In June 2021, LinkedIn had data associated with some 700 million user accounts, representing approximately 90% of its user account total, posted on the dark web. The culprit of the attack threatened to sell the data after posting a large portion online. LinkedIn claimed no sensitive or personal data was exposed, but it was later discovered that email addresses, phone numbers, and gender information were hacked.
While some people view data breaches as an inconvenient cost of doing business, sentiments may be changing as it becomes apparent the data collected about people could be used for many other purposes. For instance, the 2022 Supreme Court decision that overturned Roe vs. Wade has made people keenly aware of what fertility data state governments could access, including those states where abortion is not simply being banned but prosecuted. Nonetheless, people want their data protected.
Risk notwithstanding, people's desire for services that can be provided by data collection does not seem to be waning. Another McKinsey study conducted in 2021 showed that more than 70% of people expect personalization from companies, and more than 3 out of 4 are frustrated when they don't receive it. People are willing to allow companies to collect their data to improve their user experience, but they also want that collection to be done responsibly. Since companies so far have done a relatively poor job, state regulations have risen to the occasion.
For more than 15 years, CalOPPA was the only major privacy legislation in the U.S. That changed in 2018 when the California Consumer Privacy Act was signed into law. The law granted citizens of the state the right to know what data is being collected about them, to decline the sale of that data, and to request for their data to be deleted, among other things. The CCPA went into effect in early 2020—just in time for the country to face nationwide lockdowns and much more time spent on their devices. The law is set to expand with the passage of the California Privacy Rights Act, which creates a new regulatory agency and amends the CCPA by providing, among other rights and protections, the right to correct inaccurate information and broader opt-out rights as well. The CPRA will go into effect in 2023.
The CCPA, which started as a ballot initiative, turned out to be a bellwether. Shortly after its ratification, other states began passing similar laws. Colorado, Connecticut, Utah, and Virginia have all passed laws with similar protections. With this new rash of privacy laws, pressure is now on the federal government to act as companies begin to worry about how they'll comply with 50 separate state-level regulations.
"A federal law is preferred over a patchwork of laws," Ray Pathak, vice president of data privacy at Exterro, an information governance company, told Stacker. "From many privacy practitioners' points of view, that is the way to go." The ease of enforcing a single overarching law is likely one reason why, in June 2022, the House of Representatives introduced the American Data Privacy and Protection Act.
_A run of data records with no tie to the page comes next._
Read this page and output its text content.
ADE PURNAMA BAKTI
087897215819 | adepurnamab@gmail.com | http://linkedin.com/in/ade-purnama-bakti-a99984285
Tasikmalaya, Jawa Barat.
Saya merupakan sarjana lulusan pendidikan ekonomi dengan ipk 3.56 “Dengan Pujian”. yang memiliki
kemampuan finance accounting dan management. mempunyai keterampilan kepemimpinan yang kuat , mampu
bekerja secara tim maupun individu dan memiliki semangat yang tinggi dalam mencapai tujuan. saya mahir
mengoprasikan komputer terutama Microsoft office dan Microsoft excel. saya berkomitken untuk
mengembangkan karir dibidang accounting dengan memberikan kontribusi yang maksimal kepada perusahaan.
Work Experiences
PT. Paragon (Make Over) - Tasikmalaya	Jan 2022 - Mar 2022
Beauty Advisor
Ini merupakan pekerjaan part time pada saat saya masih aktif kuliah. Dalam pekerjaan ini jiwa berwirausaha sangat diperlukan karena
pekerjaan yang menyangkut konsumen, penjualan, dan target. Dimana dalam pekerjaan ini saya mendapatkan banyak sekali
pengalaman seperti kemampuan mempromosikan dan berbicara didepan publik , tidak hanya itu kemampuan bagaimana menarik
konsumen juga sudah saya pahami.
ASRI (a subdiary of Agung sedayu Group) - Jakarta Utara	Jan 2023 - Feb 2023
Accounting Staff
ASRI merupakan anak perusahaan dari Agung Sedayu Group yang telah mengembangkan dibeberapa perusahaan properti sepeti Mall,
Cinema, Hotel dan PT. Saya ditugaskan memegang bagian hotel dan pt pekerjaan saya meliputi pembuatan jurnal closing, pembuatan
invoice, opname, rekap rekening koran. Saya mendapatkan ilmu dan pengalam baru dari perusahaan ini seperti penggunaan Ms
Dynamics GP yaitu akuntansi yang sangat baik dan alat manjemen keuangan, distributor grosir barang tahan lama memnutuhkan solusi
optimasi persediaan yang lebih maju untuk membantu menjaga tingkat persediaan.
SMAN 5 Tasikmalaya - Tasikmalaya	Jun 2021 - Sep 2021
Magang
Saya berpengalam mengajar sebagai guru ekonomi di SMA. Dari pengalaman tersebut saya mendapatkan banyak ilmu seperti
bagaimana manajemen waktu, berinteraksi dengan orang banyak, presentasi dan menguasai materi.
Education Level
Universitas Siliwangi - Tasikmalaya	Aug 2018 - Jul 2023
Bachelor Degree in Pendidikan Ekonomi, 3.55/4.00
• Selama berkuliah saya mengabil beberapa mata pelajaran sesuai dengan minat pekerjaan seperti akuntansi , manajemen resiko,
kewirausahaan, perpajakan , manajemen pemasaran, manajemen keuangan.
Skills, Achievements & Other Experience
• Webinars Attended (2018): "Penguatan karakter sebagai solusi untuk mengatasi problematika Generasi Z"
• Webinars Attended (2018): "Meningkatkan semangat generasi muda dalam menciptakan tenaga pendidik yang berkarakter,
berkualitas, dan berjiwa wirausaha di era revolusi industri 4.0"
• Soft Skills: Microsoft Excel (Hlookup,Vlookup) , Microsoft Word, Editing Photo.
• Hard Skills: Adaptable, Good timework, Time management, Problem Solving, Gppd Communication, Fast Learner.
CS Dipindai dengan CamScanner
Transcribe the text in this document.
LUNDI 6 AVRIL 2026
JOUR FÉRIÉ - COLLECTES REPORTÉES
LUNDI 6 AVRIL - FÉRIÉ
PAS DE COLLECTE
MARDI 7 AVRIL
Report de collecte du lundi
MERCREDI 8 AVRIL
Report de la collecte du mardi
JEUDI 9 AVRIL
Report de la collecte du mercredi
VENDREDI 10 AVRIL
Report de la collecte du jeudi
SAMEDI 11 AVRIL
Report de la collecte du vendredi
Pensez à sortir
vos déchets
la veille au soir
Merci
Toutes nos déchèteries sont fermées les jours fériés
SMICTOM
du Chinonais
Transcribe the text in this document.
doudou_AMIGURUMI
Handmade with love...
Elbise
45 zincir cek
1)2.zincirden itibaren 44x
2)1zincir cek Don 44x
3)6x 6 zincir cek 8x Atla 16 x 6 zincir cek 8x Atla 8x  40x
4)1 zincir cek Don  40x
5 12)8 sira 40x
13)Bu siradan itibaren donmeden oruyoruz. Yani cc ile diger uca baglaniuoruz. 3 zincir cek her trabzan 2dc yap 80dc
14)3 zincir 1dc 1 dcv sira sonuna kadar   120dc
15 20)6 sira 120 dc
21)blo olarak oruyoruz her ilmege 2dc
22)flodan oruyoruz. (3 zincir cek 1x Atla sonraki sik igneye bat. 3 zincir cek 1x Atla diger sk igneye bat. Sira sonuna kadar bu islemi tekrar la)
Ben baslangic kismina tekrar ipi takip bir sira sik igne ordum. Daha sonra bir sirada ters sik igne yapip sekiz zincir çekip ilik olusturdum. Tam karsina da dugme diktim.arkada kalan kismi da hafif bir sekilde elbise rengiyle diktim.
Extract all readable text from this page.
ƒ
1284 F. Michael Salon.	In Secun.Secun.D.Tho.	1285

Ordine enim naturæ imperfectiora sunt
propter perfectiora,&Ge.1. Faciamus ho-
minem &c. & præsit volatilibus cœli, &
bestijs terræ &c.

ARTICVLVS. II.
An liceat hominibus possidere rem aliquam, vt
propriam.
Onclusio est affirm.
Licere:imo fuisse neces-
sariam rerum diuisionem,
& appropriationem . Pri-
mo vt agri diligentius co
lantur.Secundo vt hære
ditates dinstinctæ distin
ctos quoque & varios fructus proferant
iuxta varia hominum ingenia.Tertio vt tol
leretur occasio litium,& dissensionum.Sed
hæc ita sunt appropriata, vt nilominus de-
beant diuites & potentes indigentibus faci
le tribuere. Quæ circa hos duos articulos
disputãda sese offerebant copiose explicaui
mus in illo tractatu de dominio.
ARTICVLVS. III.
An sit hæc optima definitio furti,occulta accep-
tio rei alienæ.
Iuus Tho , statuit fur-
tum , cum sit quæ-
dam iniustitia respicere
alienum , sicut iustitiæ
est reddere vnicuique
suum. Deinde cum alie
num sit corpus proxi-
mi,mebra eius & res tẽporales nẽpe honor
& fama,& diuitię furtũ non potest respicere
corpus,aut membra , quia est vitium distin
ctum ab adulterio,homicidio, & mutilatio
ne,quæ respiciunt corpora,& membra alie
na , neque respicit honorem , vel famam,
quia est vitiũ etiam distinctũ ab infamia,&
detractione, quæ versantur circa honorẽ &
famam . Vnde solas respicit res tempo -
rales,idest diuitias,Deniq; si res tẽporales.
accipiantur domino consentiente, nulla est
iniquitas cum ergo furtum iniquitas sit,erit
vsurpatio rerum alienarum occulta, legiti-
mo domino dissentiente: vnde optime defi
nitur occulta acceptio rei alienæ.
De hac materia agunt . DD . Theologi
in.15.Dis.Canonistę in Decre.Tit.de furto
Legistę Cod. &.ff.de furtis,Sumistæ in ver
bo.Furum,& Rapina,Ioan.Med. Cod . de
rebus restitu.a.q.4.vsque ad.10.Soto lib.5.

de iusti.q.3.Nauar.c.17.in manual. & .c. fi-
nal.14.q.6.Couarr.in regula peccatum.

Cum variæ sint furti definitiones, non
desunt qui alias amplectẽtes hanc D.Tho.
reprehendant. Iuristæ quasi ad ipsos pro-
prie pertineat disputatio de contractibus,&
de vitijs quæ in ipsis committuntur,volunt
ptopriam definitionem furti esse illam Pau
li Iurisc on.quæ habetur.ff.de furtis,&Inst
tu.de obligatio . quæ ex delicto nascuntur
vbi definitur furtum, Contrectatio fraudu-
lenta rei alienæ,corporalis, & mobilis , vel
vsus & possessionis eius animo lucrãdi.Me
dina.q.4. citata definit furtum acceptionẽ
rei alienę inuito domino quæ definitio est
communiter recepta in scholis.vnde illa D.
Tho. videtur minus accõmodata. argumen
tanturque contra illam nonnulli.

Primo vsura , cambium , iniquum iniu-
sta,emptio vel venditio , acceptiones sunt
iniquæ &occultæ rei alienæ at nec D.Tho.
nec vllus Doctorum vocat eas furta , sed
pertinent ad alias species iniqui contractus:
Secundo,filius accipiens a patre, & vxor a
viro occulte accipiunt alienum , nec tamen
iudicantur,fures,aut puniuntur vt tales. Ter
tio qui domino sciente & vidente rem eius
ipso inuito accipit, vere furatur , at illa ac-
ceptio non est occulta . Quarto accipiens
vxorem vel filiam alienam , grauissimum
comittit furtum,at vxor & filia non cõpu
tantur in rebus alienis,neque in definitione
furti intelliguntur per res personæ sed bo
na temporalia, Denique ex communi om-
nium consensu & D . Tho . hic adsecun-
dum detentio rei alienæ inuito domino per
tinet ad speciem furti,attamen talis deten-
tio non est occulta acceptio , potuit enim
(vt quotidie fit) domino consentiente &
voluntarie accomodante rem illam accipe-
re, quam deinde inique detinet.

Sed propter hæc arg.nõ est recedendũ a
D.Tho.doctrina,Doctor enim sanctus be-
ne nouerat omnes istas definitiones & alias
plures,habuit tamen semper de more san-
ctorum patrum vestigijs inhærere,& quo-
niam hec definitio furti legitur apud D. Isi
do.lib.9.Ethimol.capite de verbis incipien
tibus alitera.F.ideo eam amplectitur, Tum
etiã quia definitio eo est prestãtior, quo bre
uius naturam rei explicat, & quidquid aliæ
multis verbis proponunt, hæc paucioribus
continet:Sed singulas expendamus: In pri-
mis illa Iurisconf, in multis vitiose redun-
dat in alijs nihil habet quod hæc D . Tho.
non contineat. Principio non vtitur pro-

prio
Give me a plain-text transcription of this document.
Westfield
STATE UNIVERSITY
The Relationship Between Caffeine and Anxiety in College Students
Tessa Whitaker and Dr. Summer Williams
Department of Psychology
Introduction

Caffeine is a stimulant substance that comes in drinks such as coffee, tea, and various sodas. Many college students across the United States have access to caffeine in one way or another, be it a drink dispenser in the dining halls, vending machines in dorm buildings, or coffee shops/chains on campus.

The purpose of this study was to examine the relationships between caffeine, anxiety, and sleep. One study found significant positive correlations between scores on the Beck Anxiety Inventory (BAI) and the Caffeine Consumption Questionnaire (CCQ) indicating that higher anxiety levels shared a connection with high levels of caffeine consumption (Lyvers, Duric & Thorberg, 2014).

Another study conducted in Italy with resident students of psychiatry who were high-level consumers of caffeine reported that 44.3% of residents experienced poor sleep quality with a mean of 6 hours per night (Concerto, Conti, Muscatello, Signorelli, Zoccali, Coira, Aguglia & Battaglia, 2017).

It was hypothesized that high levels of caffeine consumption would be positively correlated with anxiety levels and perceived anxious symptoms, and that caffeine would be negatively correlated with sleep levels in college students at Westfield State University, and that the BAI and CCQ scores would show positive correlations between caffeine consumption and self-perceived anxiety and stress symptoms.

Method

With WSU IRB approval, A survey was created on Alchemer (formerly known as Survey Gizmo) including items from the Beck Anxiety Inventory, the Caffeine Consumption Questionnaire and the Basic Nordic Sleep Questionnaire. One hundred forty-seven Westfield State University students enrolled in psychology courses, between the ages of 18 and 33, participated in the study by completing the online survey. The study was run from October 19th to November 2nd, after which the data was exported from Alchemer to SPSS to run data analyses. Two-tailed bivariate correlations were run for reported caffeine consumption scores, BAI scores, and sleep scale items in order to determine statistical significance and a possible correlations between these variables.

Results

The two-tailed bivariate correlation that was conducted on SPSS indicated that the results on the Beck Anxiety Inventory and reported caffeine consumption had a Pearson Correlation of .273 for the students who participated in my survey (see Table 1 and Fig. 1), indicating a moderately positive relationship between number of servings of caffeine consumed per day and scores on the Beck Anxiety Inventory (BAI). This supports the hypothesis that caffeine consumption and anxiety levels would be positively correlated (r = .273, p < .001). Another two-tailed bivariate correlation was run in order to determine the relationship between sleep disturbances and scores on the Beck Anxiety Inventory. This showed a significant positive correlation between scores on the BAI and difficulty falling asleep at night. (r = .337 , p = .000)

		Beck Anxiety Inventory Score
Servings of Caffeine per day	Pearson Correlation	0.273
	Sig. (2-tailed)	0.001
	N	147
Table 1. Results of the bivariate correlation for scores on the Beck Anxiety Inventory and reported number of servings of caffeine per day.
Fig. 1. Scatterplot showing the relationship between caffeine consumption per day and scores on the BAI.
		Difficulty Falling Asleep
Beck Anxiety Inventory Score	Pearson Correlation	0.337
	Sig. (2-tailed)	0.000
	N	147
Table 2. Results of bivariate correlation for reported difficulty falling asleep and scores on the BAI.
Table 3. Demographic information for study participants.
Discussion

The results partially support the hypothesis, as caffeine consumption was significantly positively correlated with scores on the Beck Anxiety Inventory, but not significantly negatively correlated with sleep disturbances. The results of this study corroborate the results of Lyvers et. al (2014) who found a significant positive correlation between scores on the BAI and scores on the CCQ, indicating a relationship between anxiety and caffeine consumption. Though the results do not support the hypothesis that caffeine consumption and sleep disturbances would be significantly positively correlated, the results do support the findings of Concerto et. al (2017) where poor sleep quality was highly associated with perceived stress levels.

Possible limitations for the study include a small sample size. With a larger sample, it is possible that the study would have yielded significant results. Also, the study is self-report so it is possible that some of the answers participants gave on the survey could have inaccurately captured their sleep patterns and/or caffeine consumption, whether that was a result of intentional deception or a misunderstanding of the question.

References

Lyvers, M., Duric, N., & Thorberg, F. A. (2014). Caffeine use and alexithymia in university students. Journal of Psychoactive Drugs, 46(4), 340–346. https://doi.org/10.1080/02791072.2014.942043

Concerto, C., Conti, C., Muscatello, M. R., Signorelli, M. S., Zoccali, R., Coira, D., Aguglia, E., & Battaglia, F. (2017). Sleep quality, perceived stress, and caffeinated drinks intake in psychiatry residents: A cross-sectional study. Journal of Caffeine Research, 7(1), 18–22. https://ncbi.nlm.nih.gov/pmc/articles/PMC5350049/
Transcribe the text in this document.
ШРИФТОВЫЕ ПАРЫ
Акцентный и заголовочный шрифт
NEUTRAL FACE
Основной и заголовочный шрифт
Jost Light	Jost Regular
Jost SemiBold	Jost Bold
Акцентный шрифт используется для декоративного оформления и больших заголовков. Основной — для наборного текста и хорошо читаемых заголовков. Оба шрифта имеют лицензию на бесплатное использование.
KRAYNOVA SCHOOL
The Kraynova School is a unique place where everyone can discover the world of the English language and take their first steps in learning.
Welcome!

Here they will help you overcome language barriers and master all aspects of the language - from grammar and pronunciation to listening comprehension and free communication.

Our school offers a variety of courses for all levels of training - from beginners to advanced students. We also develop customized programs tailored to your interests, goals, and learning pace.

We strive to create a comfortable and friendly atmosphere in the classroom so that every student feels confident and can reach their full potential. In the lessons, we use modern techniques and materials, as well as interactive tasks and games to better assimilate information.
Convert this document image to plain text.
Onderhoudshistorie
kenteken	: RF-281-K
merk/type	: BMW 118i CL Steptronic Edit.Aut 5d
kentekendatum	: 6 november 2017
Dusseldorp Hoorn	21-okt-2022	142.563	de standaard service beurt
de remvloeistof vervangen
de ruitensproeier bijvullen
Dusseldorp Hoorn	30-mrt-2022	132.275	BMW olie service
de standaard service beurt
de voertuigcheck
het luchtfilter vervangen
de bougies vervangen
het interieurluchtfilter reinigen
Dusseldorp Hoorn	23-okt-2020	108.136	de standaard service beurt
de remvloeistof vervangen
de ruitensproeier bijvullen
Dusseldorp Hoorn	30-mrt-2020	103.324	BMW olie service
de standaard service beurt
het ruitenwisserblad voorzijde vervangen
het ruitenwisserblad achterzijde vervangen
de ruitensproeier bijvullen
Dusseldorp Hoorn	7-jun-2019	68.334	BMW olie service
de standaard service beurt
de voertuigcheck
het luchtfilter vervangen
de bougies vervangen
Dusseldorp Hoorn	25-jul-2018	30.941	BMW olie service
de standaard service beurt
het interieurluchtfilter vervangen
The ADPPA will act in many ways like state privacy laws. It will limit the types of data companies can collect and provide the right to access and even delete data collected, among other protections. The bill, introduced by Rep. Frank Pallone Jr. of New Jersey, passed out of committee but has since stalled, likely due to upcoming midterm elections turning many elected officials' attention to partisan support.
Still, with a handful of state laws going into effect in January 2023, there may be enough pressure to pass a federal law sooner rather than later—particularly since, as Constantine Karbaliotis, senior privacy advisor at Exterro, told Stacker, "The US has become the outlier. [The ADPPA] will give individuals more control over their data and make organizations more accountable for that."